⇐   November 23rd, 2014   ⇒ 

Copyright 2014 Michael Anttila

One of my ongoing projects this year has been restoring an old New Williams Treadle Sewing Machine. I will save the story of how I acquired this old sewing machine for a future Picture Of The Week. This week's picture is actually about 3D printing.

During the restoration of this old sewing machine, I realized that it was missing a part - the presser foot adjustment screw. Finding parts for New Williams sewing machines that were built in the 1850's is not really possible, and I wasn't sure if the screw was a standard size or not, so I decided to try printing my own. Some of you may recall my first experiment with 3D printing last year. I was upset that I lost my source code for that model in a hard disk crash. This time my hard disks survived the process, so I can share my source code for this presser foot screw.

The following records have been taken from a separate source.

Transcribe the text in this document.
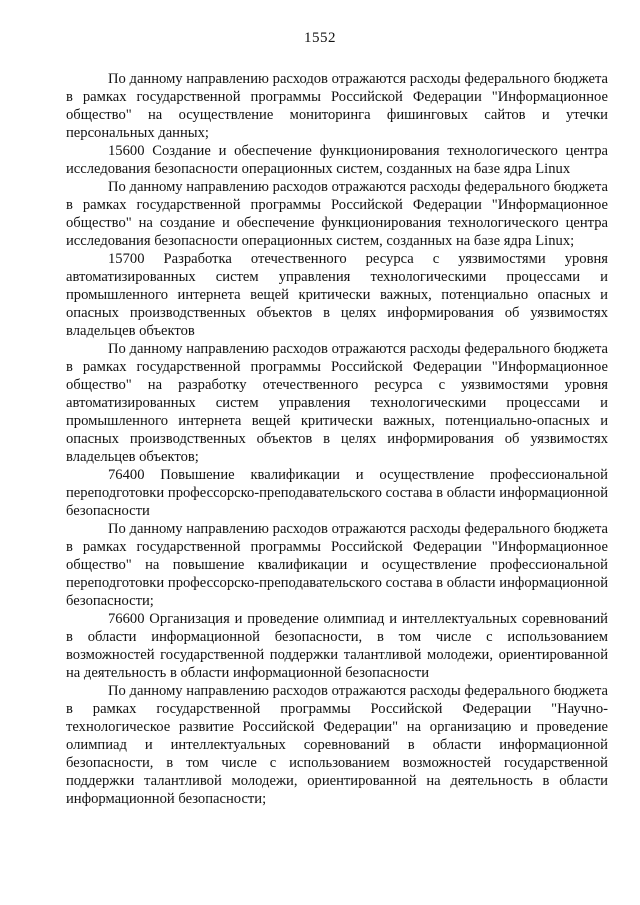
1552

По данному направлению расходов отражаются расходы федерального бюджета в рамках государственной программы Российской Федерации "Информационное общество" на осуществление мониторинга фишинговых сайтов и утечки персональных данных;

15600 Создание и обеспечение функционирования технологического центра исследования безопасности операционных систем, созданных на базе ядра Linux

По данному направлению расходов отражаются расходы федерального бюджета в рамках государственной программы Российской Федерации "Информационное общество" на создание и обеспечение функционирования технологического центра исследования безопасности операционных систем, созданных на базе ядра Linux;

15700 Разработка отечественного ресурса с уязвимостями уровня автоматизированных систем управления технологическими процессами и промышленного интернета вещей критически важных, потенциально опасных и опасных производственных объектов в целях информирования об уязвимостях владельцев объектов

По данному направлению расходов отражаются расходы федерального бюджета в рамках государственной программы Российской Федерации "Информационное общество" на разработку отечественного ресурса с уязвимостями уровня автоматизированных систем управления технологическими процессами и промышленного интернета вещей критически важных, потенциально-опасных и опасных производственных объектов в целях информирования об уязвимостях владельцев объектов;

76400 Повышение квалификации и осуществление профессиональной переподготовки профессорско-преподавательского состава в области информационной безопасности

По данному направлению расходов отражаются расходы федерального бюджета в рамках государственной программы Российской Федерации "Информационное общество" на повышение квалификации и осуществление профессиональной переподготовки профессорско-преподавательского состава в области информационной безопасности;

76600 Организация и проведение олимпиад и интеллектуальных соревнований в области информационной безопасности, в том числе с использованием возможностей государственной поддержки талантливой молодежи, ориентированной на деятельность в области информационной безопасности

По данному направлению расходов отражаются расходы федерального бюджета в рамках государственной программы Российской Федерации "Научно-технологическое развитие Российской Федерации" на организацию и проведение олимпиад и интеллектуальных соревнований в области информационной безопасности, в том числе с использованием возможностей государственной поддержки талантливой молодежи, ориентированной на деятельность в области информационной безопасности;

The presser foot screw is basically a screw with a hole in the middle, so that the rod that holds the spring can move up through the screw. First, I found a bolt that seemed to have the correct threading (but obviously no hole in the middle). (The bolt is the one on the left side.) Using that for reference, I wrote a script in OpenSCAD to make a similarly sized bolt that could be hand-tightened. I asked my friend Mike Neame to print a prototype on his MakerGear M2 to make sure I got the dimensions and threading right. (The prototype is the blue plastic one in the middle.)

The prototype turned out OK, even though the hot plastic sagged a little bit around some of the threads. Since it turned out so well, I decided to try Shapeways' Steel printing material. The steel model from Shapeways is on the right. Because the steel has the consistency of "wet sand" during the printing process, the threads didn't really turn out that great. I had to invest in a die to re-cut the threads. In the third photo below, you can see the models after I re-cut the threads. I found the steel material extremely difficult to cut, and I had a lot of trouble getting the die started at the tip, so I wound up mangling the model quite a bit during that process. Luckily, even after my sloppy thread cutting job, it still threads into the sewing machine perfectly!

So, my restoration project is going very well, and I can't wait to update everyone further when the project is done, which will hopefully be in January. Special thanks this week go to Mike for printing the prototype for me, and Norm for lending me his tap and die set, even though it did not contain the strange sized die that I needed. It was handy to have a die holder once I special ordered the die I needed from Home Hardware.

I should note that after all was said and done, I think that the presser foot adjustment screw on New Williams sewing machines is the same as on other similar sewing machines like Singer. In other words, I think I could have just bought a replacement on eBay, but it was fun to 3D print my own, even if it did wind up costing a little more.

Technical Details: These photos were all taken with my 5D Mark II + EF 100mm Macro at ISO 400, f/11, for 1/100th of a second (with Speedlite 430EX set at +2 flash exposure compensation).


Thanks for all the details!  That's really interesting to follow through the
whole process.	I admire your tenacity.  I wondered whether the screw could
have come loose on the trip, and occasionally I find strange parts in my car,
but I would remember if I found a bolt with a hole up the middle.